FAMILIES might not know that they could be adding £87 onto their energy bills just by using their kettle wrong.
Households are being clobbered with eye-watering hikes to energy bills as a cost of living crisis bites.
Millions of families saw their bills DOUBLE to an average of £1,971 from April 1 when the new price cap – which limits how much suppliers can charge customers for energy – rolled out.
It means hard-up households are struggling to pay their bills, facing the difficult decision between heating or eating.
As costs soar, you’ll want to know how to lower your bills.
Uswitch said that simply just changing the way you are using your kettle could save you £87.
The comparison site’s head of policy Justina Miltienyte told the Mirror you should only fill up the kettle with the water you actually need to save yourself cash.
If you have a 3kwh kettle, than it takes 1p to boil one cup of tea of coffee in one minute.
But if you fill up your kettle five times more than that, it would take five minutes to boil and cost 7p.
That means you could be wasting 24p a day if you boiled the kettle four times a day and overfilled it.

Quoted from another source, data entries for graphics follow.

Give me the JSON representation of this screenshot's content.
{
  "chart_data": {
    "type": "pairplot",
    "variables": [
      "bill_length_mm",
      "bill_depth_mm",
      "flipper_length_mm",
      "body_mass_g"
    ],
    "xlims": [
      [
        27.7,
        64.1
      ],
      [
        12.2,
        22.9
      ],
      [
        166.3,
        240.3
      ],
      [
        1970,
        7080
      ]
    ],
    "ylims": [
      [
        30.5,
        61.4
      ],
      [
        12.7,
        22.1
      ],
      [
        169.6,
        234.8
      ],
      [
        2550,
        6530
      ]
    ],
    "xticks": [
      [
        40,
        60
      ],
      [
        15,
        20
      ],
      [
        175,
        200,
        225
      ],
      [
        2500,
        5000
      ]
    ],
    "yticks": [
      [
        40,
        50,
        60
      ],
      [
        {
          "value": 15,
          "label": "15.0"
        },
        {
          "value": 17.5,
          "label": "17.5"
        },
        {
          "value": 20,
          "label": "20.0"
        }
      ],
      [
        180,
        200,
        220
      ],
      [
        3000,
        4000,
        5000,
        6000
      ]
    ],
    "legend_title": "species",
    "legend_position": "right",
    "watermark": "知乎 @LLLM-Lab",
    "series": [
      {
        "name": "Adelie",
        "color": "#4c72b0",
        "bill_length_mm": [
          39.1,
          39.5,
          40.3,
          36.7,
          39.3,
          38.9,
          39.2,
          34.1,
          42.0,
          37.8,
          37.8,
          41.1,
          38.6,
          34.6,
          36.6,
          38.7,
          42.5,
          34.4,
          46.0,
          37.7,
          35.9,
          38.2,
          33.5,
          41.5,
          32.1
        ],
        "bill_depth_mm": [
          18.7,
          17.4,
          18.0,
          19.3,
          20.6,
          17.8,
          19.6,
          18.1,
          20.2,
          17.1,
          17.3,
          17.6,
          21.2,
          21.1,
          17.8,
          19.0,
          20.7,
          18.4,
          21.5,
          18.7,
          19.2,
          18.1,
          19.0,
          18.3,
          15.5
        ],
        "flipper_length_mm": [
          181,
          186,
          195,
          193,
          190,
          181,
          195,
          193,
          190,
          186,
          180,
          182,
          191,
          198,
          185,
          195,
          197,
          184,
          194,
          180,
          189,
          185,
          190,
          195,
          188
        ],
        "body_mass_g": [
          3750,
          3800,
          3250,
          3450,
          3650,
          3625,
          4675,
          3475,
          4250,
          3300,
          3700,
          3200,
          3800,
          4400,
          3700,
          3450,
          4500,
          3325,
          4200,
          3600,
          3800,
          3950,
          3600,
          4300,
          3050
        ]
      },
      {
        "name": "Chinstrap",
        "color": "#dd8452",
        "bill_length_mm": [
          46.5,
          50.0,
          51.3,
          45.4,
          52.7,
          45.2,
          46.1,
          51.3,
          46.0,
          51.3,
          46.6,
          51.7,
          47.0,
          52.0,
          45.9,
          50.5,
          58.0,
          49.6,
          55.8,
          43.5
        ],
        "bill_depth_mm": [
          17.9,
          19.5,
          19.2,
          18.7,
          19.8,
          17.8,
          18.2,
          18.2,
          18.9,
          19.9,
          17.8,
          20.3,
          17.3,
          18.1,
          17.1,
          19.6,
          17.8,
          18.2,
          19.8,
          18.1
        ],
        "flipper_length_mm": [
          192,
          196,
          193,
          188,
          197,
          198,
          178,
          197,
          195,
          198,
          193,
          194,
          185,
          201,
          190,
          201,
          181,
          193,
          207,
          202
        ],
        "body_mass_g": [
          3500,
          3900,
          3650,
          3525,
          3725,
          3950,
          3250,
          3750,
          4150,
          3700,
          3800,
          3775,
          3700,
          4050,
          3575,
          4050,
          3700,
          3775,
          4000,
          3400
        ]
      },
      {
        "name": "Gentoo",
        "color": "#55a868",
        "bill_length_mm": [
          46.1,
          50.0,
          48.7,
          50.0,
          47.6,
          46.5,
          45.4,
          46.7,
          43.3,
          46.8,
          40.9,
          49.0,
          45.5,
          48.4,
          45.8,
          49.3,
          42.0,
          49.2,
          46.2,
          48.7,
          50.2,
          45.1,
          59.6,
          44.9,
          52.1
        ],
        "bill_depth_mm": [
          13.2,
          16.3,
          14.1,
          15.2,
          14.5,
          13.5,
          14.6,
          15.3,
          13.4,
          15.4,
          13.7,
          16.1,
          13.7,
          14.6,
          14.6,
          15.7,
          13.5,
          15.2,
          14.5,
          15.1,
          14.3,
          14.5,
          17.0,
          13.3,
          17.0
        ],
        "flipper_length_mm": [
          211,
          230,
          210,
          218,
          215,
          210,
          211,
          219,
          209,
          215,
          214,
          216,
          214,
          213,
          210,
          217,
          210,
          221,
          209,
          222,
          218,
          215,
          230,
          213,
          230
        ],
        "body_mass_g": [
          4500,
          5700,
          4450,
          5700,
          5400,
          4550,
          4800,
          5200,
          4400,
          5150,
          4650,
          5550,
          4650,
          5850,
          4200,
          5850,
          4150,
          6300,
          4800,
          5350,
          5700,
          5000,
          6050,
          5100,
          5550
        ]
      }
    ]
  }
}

Over the year, that totals a whopping £87.60 of wasted cash boiling water you don’t need.
The exact savings you could make though depends on the type of kettle you have, the amount you’re using it and how much you’re filling it up by.
Ms Miltienyte told the Mirror: “Although the savings you make by filling your kettle up with just enough water for each drink only represent a few pence, this all adds up over the course of a year.”
Making other changes to the way you’re making a cuppa will save you cash too.
According to Utilita, leaving a kettle switched on at the wall adds £4.87 to an end-of-year energy bill.
Turn it off at the plug will help you keep that fiver in your pocket.
You might even want to ditch the kettle entirely.
Although kettles usually take fewer units of energy to heat water, the current sky-high cost of electricity cancels out these savings – so PlumbNation heating expert Jordan Chance said using a gas hob could be better for your bills.
How else can I save money on energy bills?
Making sure your home is insulated can help reduce energy bills.
You can calculate all the waste energy lost room by room in your house, and you might be able to switch something off or plug a draughty gap.
Energy saving devices could help lower your bill, like smart lightbulbs or an airfryer.
One savvy saver uses smart radiator valves to reduce his energy consumption, helping cut his bill by £220 a year.
Showering at a specific time could save energy, as could other water saving measures.
Martin Lewis revealed that you could save £100 a year by turning off your router overnight.
In fact, switching off “vampire” appliances that are using energy unnecessarily – like computers, outdoor lights, and electric towel rails – could save you up to hundreds of pounds a year.